Vogt. Ich hatte Recht, es war, wie ich ſagte: und jezt hat der Rudi Arbeit am Kirchbau, daß er auch wieder zurecht kommt.
Wuͤſt. Was geht das mich an: haͤtte ich nicht geſchworen, mir wuͤrde gleich viel ſeyn, ob der Rudi reich waͤre, oder ein Bettler.
Vogt. Laß dich doch das nicht anfechten! ich hatte Recht.

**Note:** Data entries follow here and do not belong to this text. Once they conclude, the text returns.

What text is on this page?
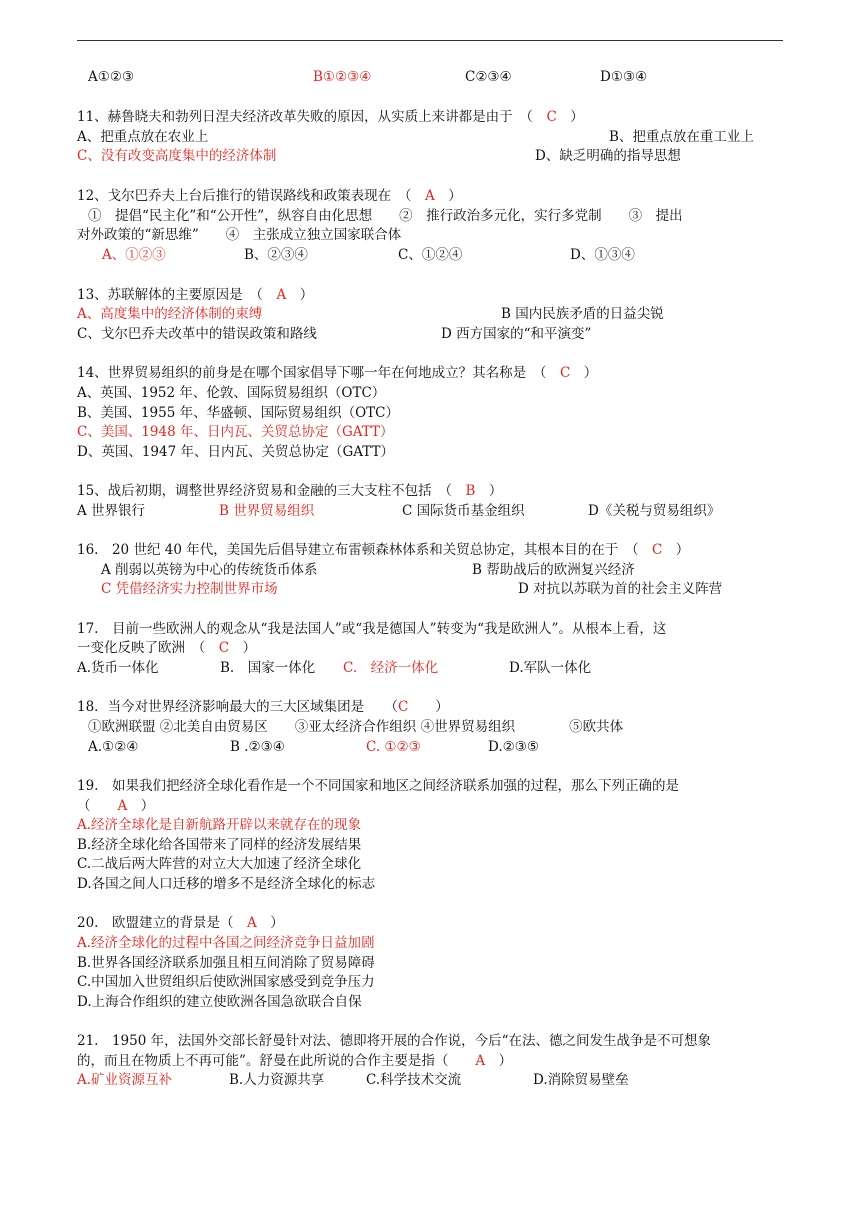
A①②③	B①②③④	C②③④	D①③④
11、赫鲁晓夫和勃列日涅夫经济改革失败的原因，从实质上来讲都是由于　（　 C　 ）
A、把重点放在农业上	B、把重点放在重工业上
C、没有改变高度集中的经济体制	D、缺乏明确的指导思想
12、戈尔巴乔夫上台后推行的错误路线和政策表现在　（　 A　 ）
①　提倡“民主化”和“公开性”，纵容自由化思想　　②　推行政治多元化，实行多党制　　③　提出
对外政策的“新思维”　　④　主张成立独立国家联合体
A、①②③	B、②③④	C、①②④	D、①③④
13、苏联解体的主要原因是　（　 A　 ）
A、高度集中的经济体制的束缚	B 国内民族矛盾的日益尖锐
C、戈尔巴乔夫改革中的错误政策和路线	D 西方国家的“和平演变”
14、世界贸易组织的前身是在哪个国家倡导下哪一年在何地成立？其名称是　（　 C　 ）
A、英国、1952 年、伦敦、国际贸易组织（OTC）
B、美国、1955 年、华盛顿、国际贸易组织（OTC）
C、美国、1948 年、日内瓦、关贸总协定（GATT）
D、英国、1947 年、日内瓦、关贸总协定（GATT）
15、战后初期，调整世界经济贸易和金融的三大支柱不包括　（　 B　 ）
A 世界银行	B 世界贸易组织	C 国际货币基金组织	D《关税与贸易组织》
16.　20 世纪 40 年代，美国先后倡导建立布雷顿森林体系和关贸总协定，其根本目的在于　（　 C　 ）
A 削弱以英镑为中心的传统货币体系	B 帮助战后的欧洲复兴经济
C 凭借经济实力控制世界市场	D 对抗以苏联为首的社会主义阵营
17.　目前一些欧洲人的观念从“我是法国人”或“我是德国人”转变为“我是欧洲人”。从根本上看，这
一变化反映了欧洲　（　 C　 ）
A.货币一体化	B.　国家一体化 C.　经济一体化	D.军队一体化
18．当今对世界经济影响最大的三大区域集团是　　（C　　 ）
①欧洲联盟 ②北美自由贸易区　　③亚太经济合作组织 ④世界贸易组织　　　　⑤欧共体
A.①②④	B .②③④	C. ①②③	D.②③⑤
19.　如果我们把经济全球化看作是一个不同国家和地区之间经济联系加强的过程，那么下列正确的是
（　　A　 ）
A.经济全球化是自新航路开辟以来就存在的现象
B.经济全球化给各国带来了同样的经济发展结果
C.二战后两大阵营的对立大大加速了经济全球化
D.各国之间人口迁移的增多不是经济全球化的标志
20.　欧盟建立的背景是（　A　）
A.经济全球化的过程中各国之间经济竞争日益加剧
B.世界各国经济联系加强且相互间消除了贸易障碍
C.中国加入世贸组织后使欧洲国家感受到竞争压力
D.上海合作组织的建立使欧洲各国急欲联合自保
21.　1950 年，法国外交部长舒曼针对法、德即将开展的合作说，今后“在法、德之间发生战争是不可想象
的，而且在物质上不再可能”。舒曼在此所说的合作主要是指（　　A　）
A.矿业资源互补	B.人力资源共享	C.科学技术交流	D.消除贸易壁垒
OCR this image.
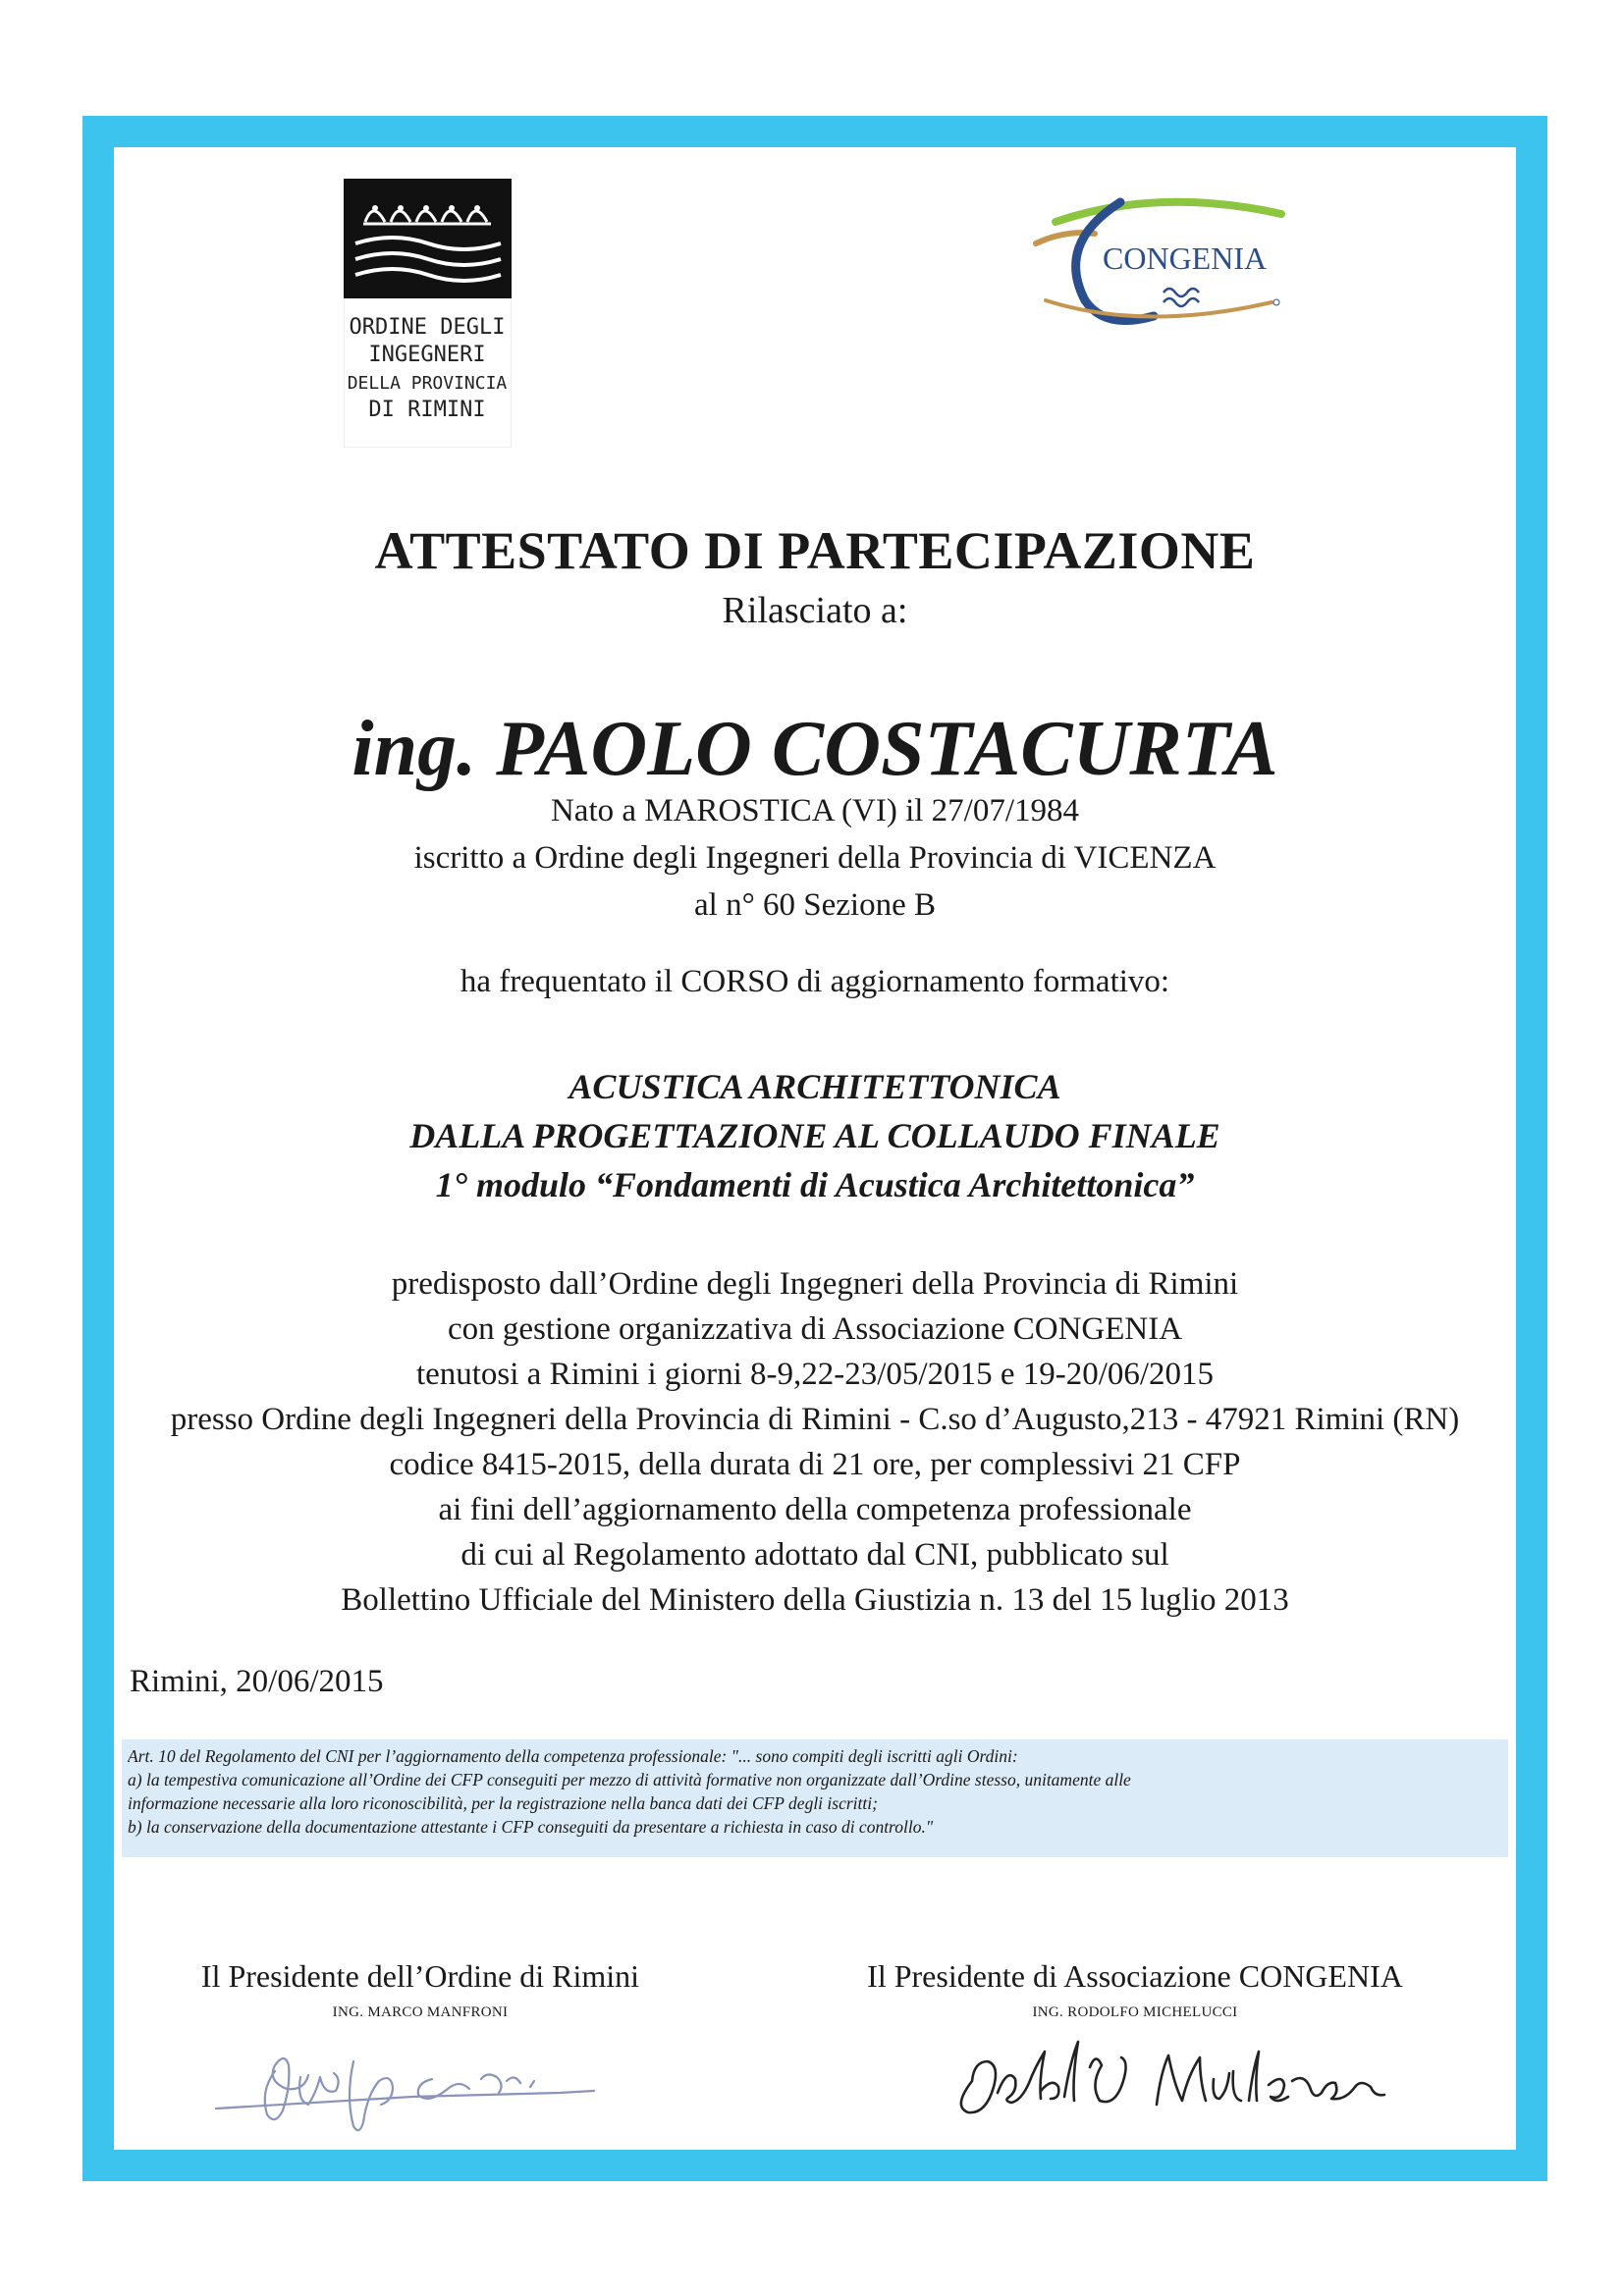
ORDINE DEGLI
INGEGNERI
DELLA PROVINCIA
DI RIMINI
CONGENIA
ATTESTATO DI PARTECIPAZIONE
Rilasciato a:
ing. PAOLO COSTACURTA
Nato a MAROSTICA (VI) il 27/07/1984
iscritto a Ordine degli Ingegneri della Provincia di VICENZA
al n° 60 Sezione B
ha frequentato il CORSO di aggiornamento formativo:
ACUSTICA ARCHITETTONICA
DALLA PROGETTAZIONE AL COLLAUDO FINALE
1° modulo “Fondamenti di Acustica Architettonica”
predisposto dall’Ordine degli Ingegneri della Provincia di Rimini
con gestione organizzativa di Associazione CONGENIA
tenutosi a Rimini i giorni 8-9,22-23/05/2015 e 19-20/06/2015
presso Ordine degli Ingegneri della Provincia di Rimini - C.so d’Augusto,213 - 47921 Rimini (RN)
codice 8415-2015, della durata di 21 ore, per complessivi 21 CFP
ai fini dell’aggiornamento della competenza professionale
di cui al Regolamento adottato dal CNI, pubblicato sul
Bollettino Ufficiale del Ministero della Giustizia n. 13 del 15 luglio 2013
Rimini, 20/06/2015
Art. 10 del Regolamento del CNI per l’aggiornamento della competenza professionale: "... sono compiti degli iscritti agli Ordini:
a) la tempestiva comunicazione all’Ordine dei CFP conseguiti per mezzo di attività formative non organizzate dall’Ordine stesso, unitamente alle
informazione necessarie alla loro riconoscibilità, per la registrazione nella banca dati dei CFP degli iscritti;
b) la conservazione della documentazione attestante i CFP conseguiti da presentare a richiesta in caso di controllo."
Il Presidente dell’Ordine di Rimini
ING. MARCO MANFRONI
Il Presidente di Associazione CONGENIA
ING. RODOLFO MICHELUCCI
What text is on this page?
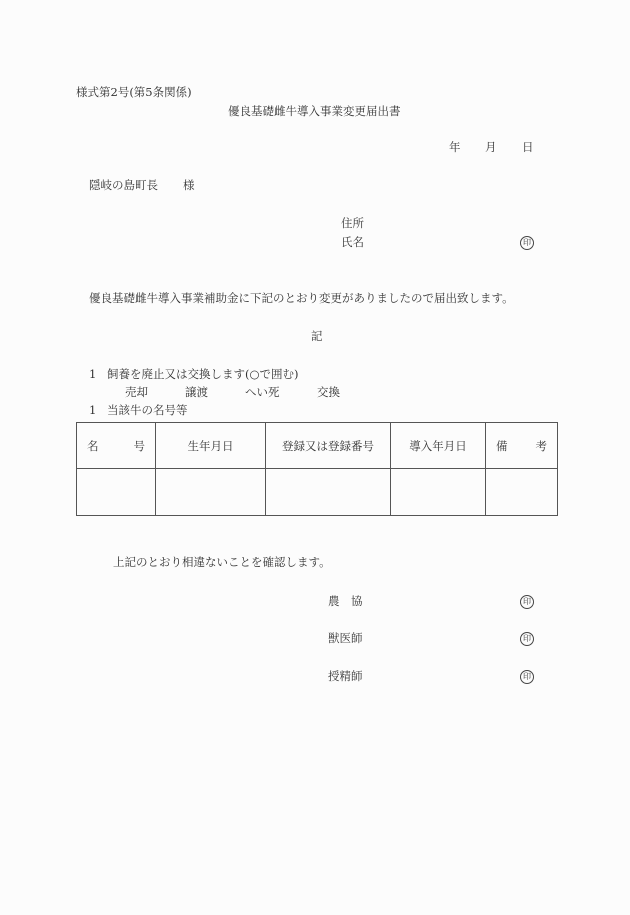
様式第2号(第5条関係)
優良基礎雌牛導入事業変更届出書
年 月 日
隠岐の島町長 様
住所
氏名	印
優良基礎雌牛導入事業補助金に下記のとおり変更がありましたので届出致します。
記
1 飼養を廃止又は交換します(○で囲む)
売却	譲渡	へい死	交換
1 当該牛の名号等
名 号	生年月日	登録又は登録番号	導入年月日	備 考

上記のとおり相違ないことを確認します。
農　協	印
獣医師	印
授精師	印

Wuͤſt. Nicht anfechten? — Ja, Vogt! Haͤtte ich ihm ſein Haus erbrochen, und all ſein Gut geſtohlen, es wuͤrde mir noch beſſer zu Muthe ſeyn. O, Vogt! daß ich das gethan habe. O, o! Es iſt wieder bald heilige Zeit! O, waͤr ich doch tauſend Klafter unter dem Boden!
Vogt. Um Gottes willen, Wuͤſt! thue doch nicht ſo auf der offenen Straſſe vor den Leuten, wenn’s auch jemand hoͤrte! Du plageſt dich mit deiner Dummheit: Alles, was du ſchwurſt, iſt wahr!
Wuͤſt.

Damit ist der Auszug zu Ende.